The opinion issued by 14 judges on a 15-member panel stated that completion of the barrier would be tantamount to “de facto annexation.” It called on Israel to stop building the barrier, and to compensate the Palestinians for damages due to its construction.
6. High Court of Justice petitions delay work
Barrier construction faced immediate delays by scores of petitions brought to Israel’s High Court of Justice by Palestinians and left-wing nongovernmental groups. Resolutions of those issues in many cases took years.
The barrier often cut off Palestinians from their farmlands and or created hardships for individual Palestinian homes and communities. In some cases, it ran through Palestinian villages or towns.
7. The age of the missile
The security barrier was designed prior to the significant rocket and missile threats that Israel has faced from Hezbollah in the North since the Second Lebanon War in 2006, and the rocket fire from Gaza since Hamas forcibly seized control of that territory from Fatah in 2007.
What might have seemed like a top defense priority in 2002 has not held its own next to seemingly more significant threats along Israel’s southern and northern borders.
Security experts have also argued that on the ground, IDF intelligence work as well as deference measures can also be effective in halting and preventing such attacks. Prime Minister Naftali Bennett referenced this on Tuesday when he said that “fences alone are not enough.”
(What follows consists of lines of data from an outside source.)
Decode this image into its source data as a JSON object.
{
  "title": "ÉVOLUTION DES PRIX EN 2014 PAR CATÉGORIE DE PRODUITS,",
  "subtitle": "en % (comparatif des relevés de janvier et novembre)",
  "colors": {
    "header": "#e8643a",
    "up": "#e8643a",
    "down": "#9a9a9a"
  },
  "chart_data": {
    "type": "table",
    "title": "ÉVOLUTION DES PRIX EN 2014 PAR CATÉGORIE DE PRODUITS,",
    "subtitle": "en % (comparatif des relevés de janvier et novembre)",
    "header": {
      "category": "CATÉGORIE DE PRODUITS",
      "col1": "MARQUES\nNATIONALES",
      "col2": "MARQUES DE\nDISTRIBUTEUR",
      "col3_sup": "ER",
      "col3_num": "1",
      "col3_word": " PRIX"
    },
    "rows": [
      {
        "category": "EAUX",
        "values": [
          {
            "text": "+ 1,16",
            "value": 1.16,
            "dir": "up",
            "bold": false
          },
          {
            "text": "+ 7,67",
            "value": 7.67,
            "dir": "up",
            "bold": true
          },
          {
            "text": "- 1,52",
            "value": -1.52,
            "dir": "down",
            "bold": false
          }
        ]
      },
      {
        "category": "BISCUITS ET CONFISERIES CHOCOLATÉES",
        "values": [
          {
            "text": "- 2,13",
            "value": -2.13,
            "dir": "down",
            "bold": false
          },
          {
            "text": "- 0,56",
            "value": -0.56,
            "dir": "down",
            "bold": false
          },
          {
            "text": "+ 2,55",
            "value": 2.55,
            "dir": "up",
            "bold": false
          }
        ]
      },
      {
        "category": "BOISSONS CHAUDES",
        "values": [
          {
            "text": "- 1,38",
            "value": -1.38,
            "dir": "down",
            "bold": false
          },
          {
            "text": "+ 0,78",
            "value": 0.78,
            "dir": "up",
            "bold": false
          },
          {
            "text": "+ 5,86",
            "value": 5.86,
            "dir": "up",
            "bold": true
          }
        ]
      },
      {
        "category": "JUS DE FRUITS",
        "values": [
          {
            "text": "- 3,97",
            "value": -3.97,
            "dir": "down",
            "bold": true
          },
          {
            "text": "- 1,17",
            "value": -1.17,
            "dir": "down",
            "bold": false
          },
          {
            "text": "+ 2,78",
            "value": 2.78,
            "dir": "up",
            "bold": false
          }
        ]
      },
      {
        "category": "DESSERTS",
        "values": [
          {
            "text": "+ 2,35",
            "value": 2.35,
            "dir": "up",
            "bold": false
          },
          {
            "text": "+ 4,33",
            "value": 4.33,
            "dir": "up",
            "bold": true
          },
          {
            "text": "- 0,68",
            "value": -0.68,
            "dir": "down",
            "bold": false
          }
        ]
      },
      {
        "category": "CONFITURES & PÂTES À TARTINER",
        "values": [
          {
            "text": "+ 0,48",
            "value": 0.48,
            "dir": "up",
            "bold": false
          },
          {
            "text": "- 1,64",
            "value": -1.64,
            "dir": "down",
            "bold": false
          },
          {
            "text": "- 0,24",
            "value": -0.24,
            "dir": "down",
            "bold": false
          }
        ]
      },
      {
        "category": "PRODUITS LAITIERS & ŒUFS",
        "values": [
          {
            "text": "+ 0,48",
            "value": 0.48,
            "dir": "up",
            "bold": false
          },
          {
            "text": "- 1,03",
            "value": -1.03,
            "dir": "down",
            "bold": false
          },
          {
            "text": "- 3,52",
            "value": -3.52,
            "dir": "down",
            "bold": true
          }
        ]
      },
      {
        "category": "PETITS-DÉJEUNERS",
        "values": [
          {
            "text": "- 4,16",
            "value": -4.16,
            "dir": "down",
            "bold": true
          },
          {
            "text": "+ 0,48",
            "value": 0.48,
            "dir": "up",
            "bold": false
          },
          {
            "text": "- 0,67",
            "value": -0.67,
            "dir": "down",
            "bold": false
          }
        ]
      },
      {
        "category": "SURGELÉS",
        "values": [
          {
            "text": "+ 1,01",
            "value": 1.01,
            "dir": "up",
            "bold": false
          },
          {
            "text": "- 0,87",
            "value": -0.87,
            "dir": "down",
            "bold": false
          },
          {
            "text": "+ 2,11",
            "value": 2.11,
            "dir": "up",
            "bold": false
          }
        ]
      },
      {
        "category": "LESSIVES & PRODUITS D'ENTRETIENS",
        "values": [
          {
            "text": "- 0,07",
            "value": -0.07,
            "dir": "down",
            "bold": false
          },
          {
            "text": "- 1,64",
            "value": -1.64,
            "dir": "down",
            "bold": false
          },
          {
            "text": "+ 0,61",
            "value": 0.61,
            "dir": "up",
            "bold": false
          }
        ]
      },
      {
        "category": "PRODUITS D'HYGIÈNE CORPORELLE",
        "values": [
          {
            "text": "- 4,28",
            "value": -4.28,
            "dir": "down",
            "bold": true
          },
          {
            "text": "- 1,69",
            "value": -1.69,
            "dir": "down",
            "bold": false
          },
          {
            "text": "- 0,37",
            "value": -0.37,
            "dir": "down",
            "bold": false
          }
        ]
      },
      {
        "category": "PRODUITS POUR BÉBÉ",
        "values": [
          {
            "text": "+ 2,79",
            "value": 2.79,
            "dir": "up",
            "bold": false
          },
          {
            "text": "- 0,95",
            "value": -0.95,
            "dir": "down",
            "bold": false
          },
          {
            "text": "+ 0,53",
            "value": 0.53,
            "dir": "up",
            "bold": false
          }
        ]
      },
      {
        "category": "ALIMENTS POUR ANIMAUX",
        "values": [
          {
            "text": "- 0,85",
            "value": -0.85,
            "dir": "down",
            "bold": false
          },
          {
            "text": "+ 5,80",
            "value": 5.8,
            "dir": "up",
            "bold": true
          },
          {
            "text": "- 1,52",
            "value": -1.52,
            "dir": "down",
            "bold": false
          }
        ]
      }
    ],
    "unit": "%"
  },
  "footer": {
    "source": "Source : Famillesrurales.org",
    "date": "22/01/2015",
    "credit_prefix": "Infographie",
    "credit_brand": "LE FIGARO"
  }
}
8. Billions spent on the barrier
Israel has invested more than NIS 8 billion in the barrier project, according to data published by Englman last week, including NIS 5b. on the barrier itself. Based on those numbers, one kilometer of the barrier cost the state NIS 10.6 million. Israel, Englman said, has also spent NIS 140m. annually for upkeep and maintenance of the barrier.
9. Israel freezes work on the barrier
Israel largely froze work on the barrier in 2007, when it had completed 450 km. (280 miles) of its route, avoiding what would have been diplomatically sensitive areas. Defense Ministry data as to the completed section have varied over time, extending to 500 km. (311 miles) of finished construction and then dropping back to 470 km. (292 miles) as of 2017, the same length it stands today, the ministry said.
The ministry already in 2014 was speaking about a 525-km. (326-mile) route that excluded the Ariel and Ma’aleh Adumim blocs.
Most of the unfinished sections are in the Gush Etzion region, where residents do not want a barrier, and in the South Hebron Hills, where there are environmental issues.
10. Gaps in the barrier
Talks of “gaps” in the barrier do not refer to the unfinished sections but rather to holes in the already completed sections, through which thousands of Palestinians cross into Israel to work illegally, sometimes by driving through. They do so either by climbing over the sections made up of tall concrete slabs, or by cutting into the wire fencing that covers long stretches of the barrier’s route.
They can do this because the IDF has not maintained the operational aspect of the barrier, which was designed both as a physical stumbling block for terrorists and as a defensive system that needed constant monitoring and repairs.
To be effective, routine patrols combined with camera and motion systems would alert the IDF to any attempt by Palestinians to cross the barrier. In reality, this level of monitoring has never occurred, thereby limiting the effectiveness of the barrier as a terrorism prevention tool.